Mengejutkan! 207 Pengelola Pesantren Gugur Terpapar Covid-19
Rabithah Ma’ahid Islamiyah (RMI) merilis, kasus Covid-19 di pondok pesantren belum juga bisa diatasi dengan maksimal. Bahkan para kiai dan bu nyai yang gugur melawan Corona telah mencapai 207 orang.
"Mereka merupakan pengurus dan pengasuh yang tersebar di 10 pesantren di Indonesia," Ketua RMI PBNU H Abdul Ghofarrozin, Jumat 11 Desember 2020.
Untuk itu, RMI alias Asosiasi Pesantren Pengurus Besar Nahdlatul Ulama (PBNU) meminta kepada pemerintah untuk memaksimalkan perannya dalam rangka menekan angka kasus Covid-19 di pesantren.
RMI PBNU pun meminta akses kesehatan agar Covid-19 kluster pesantren dapat dikendalikan dengan baik.
“Ini tentu menjadi sebuah kehilangan yang sangat besar sekaligus ancaman serius bagi kalangan pesantren dan juga bangsa Indonesia pada umumnya. Ancaman terhadap pesantren dan kiai berarti ancaman terhadap kelangsungan pendidikan agama dan karakter bangsa Indonesia,” kata Gus Rozin, dikutip dari nu-online.
Gus Rozin, sapaan akrab H Abdul Ghofarrozin menambahkan, negara belum hadir secara optimal untuk mengurusi masalah tersebut. Itu dibuktikan dari buruknya koordinasi antardinas di pemerintah daerah atau pada lintas kementerian.
Sejak adanya Covid-19 di Indonesia, informasi dan edukasi tentang Covid-19 di pesantren sangat terbatas.
“Komunikasi publik yang tidak berpihak kepada pesantren khususnya jika ada klaster pesantren dan di beberapa daerah pesantren sulit mengakses swab PCR test,” tuturnya.
Gus Rozin menegaskan, pesantren adalah aset penting bangsa Indonesia. Karenanya, pemerintah harus hadir secara maksimal untuk menekan angka Covid-19 kluster pondok pesantren.
Dia mendorong pemerintah untuk lebih serius lagi dengan pola penanganan secara terpadu.
Di sisi lain, Kementerian Kesehatan diharapkan dapat menjadi lokomotif dengan menggandeng lembaga-lembaga terkait misalnya Kementerian Agama dan Pemerintah Daerah setempat serta ulama atau lembaga keagamaan yang otoritatif.
“RMI sendiri siap menjadi partner strategis terutama terkait koordinasi dan komunikasi dengan pesantren.

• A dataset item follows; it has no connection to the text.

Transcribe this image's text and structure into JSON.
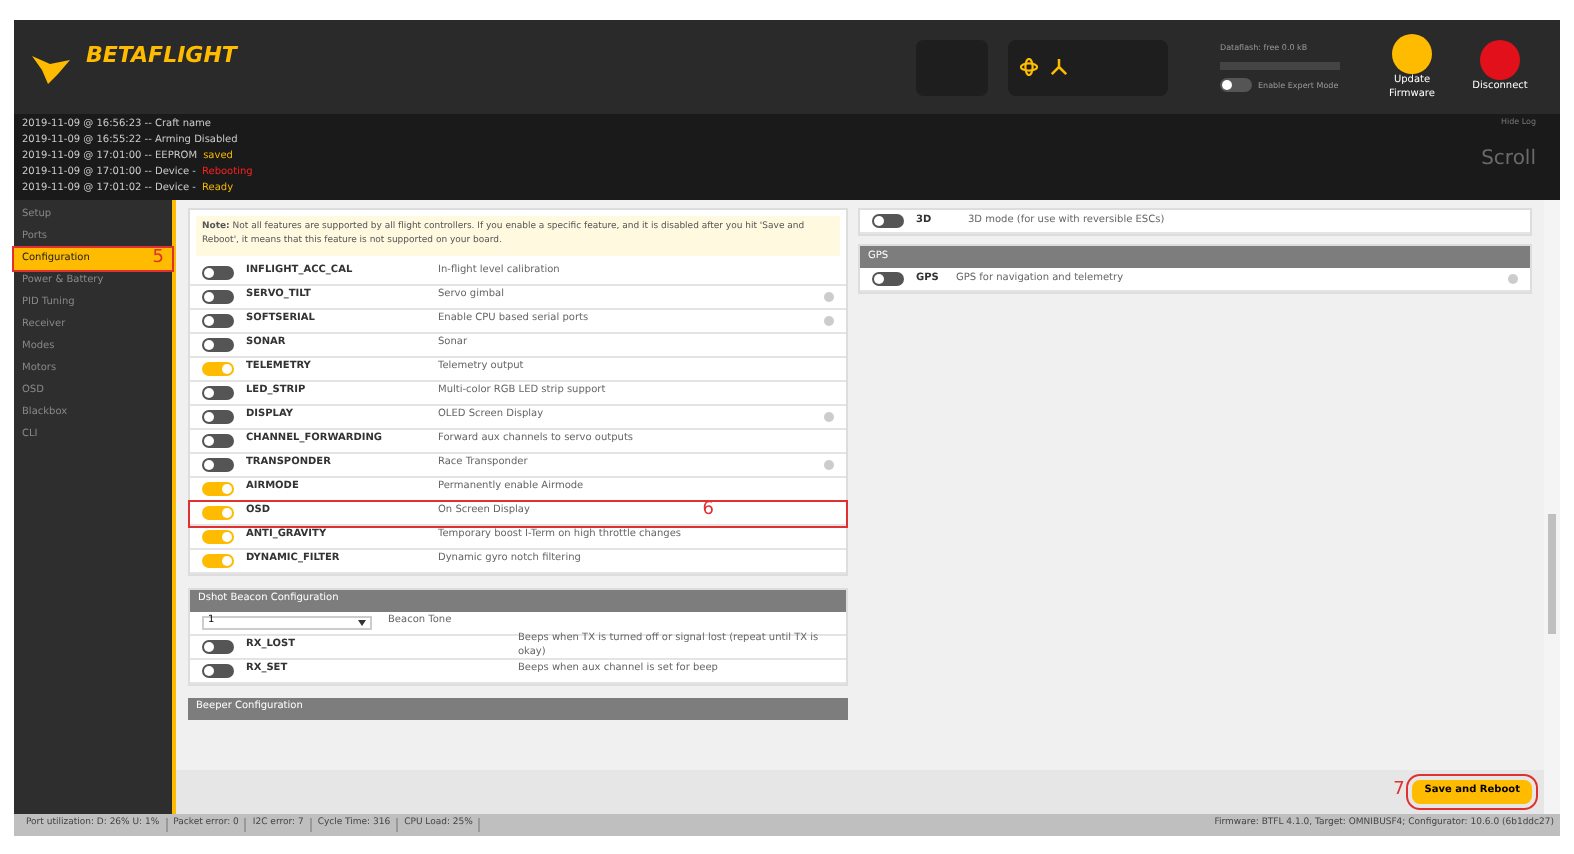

Secara teknis, penanganan terpadu dapat diwujudkan dalam bentuk pembentukan team task force untuk penanganan Covid-19 di Pesantren mulai tingkat pusat sampai kabupaten/kota,”ucapnya.
Selain itu, pendekatan terpadu dapat dimulai sejak proses pencegahan melalui edukasi protokol kesehatan sampai penanganan saat ada kasus Covid-19 di Pesantren. Terkait hal ini, pesantren sangat membutuhkan Lalu pendampingan.
Pemerintah harus mencoba langkah ini untuk mengurai segala persoalan yang muncul. Pendampingan juga bertujuan agar dapat mengambil keputusan yang tepat terkait keselamatan santri dan para pengasuhnya.
“Ini juga yang penting, pesantren membutuhkan akses ke dokter dan fasilitas kesehatan, kepastian swab PCR test dan dukungan ruangan isolasi atau karantina yang layak,” ungkapnya.
Terakhir, RMI PBNU meminta kepada pemerintah agar arus informasi publik terkait pemberitaan klaster pesantren dapat dikelola dengan baik serta berpihak pada pesantren.
Tujuannya, agar pesantren tak terpuruk selama dan setelah pandemi Covid-19 yang disebabkan adanya stigmatisasi Covid-19.
“Semua ikhtiar ini layak dan penting kita kerjakan bersama-sama demi memastikan masa depan pendidikan akhlak dan karakter bangsa,” kata Gus Rozin.